Emergency Relief Fund Helps Students Stay on Course Despite COVID-19 Disruptions
The COVID-19 pandemic has disrupted everyday life for everyone. For some, it’s minor. For others, it’s catastrophic. At the Kent State University at Geauga Campus, economic hardships caused by the pandemic have threatened to derail many students’ academic plans and their hopes for a better future.
Consider just a few examples:
- One student (a single mother) had her hours cut at her healthcare job. As a result, she lost the benefit of employee tuition reimbursement. She cannot pick up extra work shifts because she needs to care for her children. Now she may lose her car since she is unable to keep up with monthly payments.
- Two students’ spouses lost their jobs, one as a nurse and the other as a childcare worker. Both families are struggling with basic household finances (car payments, mortgage/rent, and childcare).
- Another student was struggling financially, even before the pandemic hit. This student holds multiple jobs, trying to make ends meet. The pressures to make ends meet now outweigh the desire to get ahead through education.
Recognizing that dozens of students face similar situations, Kent State Geauga has established an Emergency Relief Fund to provide a stopgap for them to continue on with their studies.
Ten thousand dollars in grant funds have been made available to assist Kent State students who live in Lake and Geauga counties and face financial hardship due to the COVID-19 pandemic. This represents half of a $20,000 award from the Lake-Geauga Fund of the Cleveland Foundation that is being split between this Emergency Relief Fund and Zoom Room technology advances for remote learning.
The Emergency Relief Fund is designated for students experiencing financial hardship, food insecurity, unexpected medical or childcare expenses, housing instability, or transportation barriers that hinder their ability to succeed as students.
Over the summer term, $2,250 was disbursed among four students. The remaining $7,750 was allocated this fall semester, supporting 12 students in need. Individual awards range from $250-$800, helping offset living expenses (rent, food, utilities-internet, car payment, etc.) or educational expenses (technology, transportation, etc.).

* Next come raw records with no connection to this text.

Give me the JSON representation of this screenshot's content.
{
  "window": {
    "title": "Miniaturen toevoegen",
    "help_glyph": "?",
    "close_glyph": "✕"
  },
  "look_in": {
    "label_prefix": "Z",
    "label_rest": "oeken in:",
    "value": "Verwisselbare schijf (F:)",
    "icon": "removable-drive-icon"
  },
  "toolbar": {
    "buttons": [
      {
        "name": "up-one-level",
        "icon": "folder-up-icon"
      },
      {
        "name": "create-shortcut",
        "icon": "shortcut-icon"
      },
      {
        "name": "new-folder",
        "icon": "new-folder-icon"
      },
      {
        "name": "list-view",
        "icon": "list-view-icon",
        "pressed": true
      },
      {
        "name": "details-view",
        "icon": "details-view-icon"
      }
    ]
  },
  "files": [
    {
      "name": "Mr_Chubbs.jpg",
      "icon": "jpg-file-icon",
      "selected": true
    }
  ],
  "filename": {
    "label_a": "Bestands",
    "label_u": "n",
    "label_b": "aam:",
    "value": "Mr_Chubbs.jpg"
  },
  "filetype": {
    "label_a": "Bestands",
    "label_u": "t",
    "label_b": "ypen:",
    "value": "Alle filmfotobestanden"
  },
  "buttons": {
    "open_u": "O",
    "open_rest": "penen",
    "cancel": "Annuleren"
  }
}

Lance Williams, director of Special Projects & Operations for Kent State Geauga, says that this financial support can spell the difference between a student staying on track toward graduation or being forced to drop out due to financial stressors. Short-term aid helps students to persist in their program, increasing the likelihood that they will graduate on time.
Otherwise, “if a working student has to choose between paying for school or paying their bills," Williams said, "the latter may be the most rational, resulting in students leaving school. When students take a semester off, it is not always a seamless transition, if and when they return.”
Kent State Geauga is committed to ensuring student success, says Dean and Chief Administrative Officer Angela Spalsbury, Ph.D. “Sometimes academic success requires financial support, so students can continue pursuing a college education when unexpected disruptions occur," said Spalsbury. "The pandemic has placed a financial burden on many of our students, and they need additional resources to continue meeting their academic goals. The Lake-Geauga Fund of the Cleveland Foundation provided us with an opportunity to help in a meaningful and impactful way.”
Williams appreciates that “this fund will allow our students to focus on family and schoolwork, and not have to worry about paying for rent or food, at least for a short time. The grant is a great way to support our students locally, but unfortunately, while part of this need has been met, it has not gone away. This will be an ongoing need as many students or spouses of students have been displaced in the labor market. It will be a while before most are back on their feet.”
Kent State Geauga will continue to raise donations for the Emergency Relief Fund and Last Dollar Scholarship, meeting student needs throughout the COVID-19 pandemic and well into the future.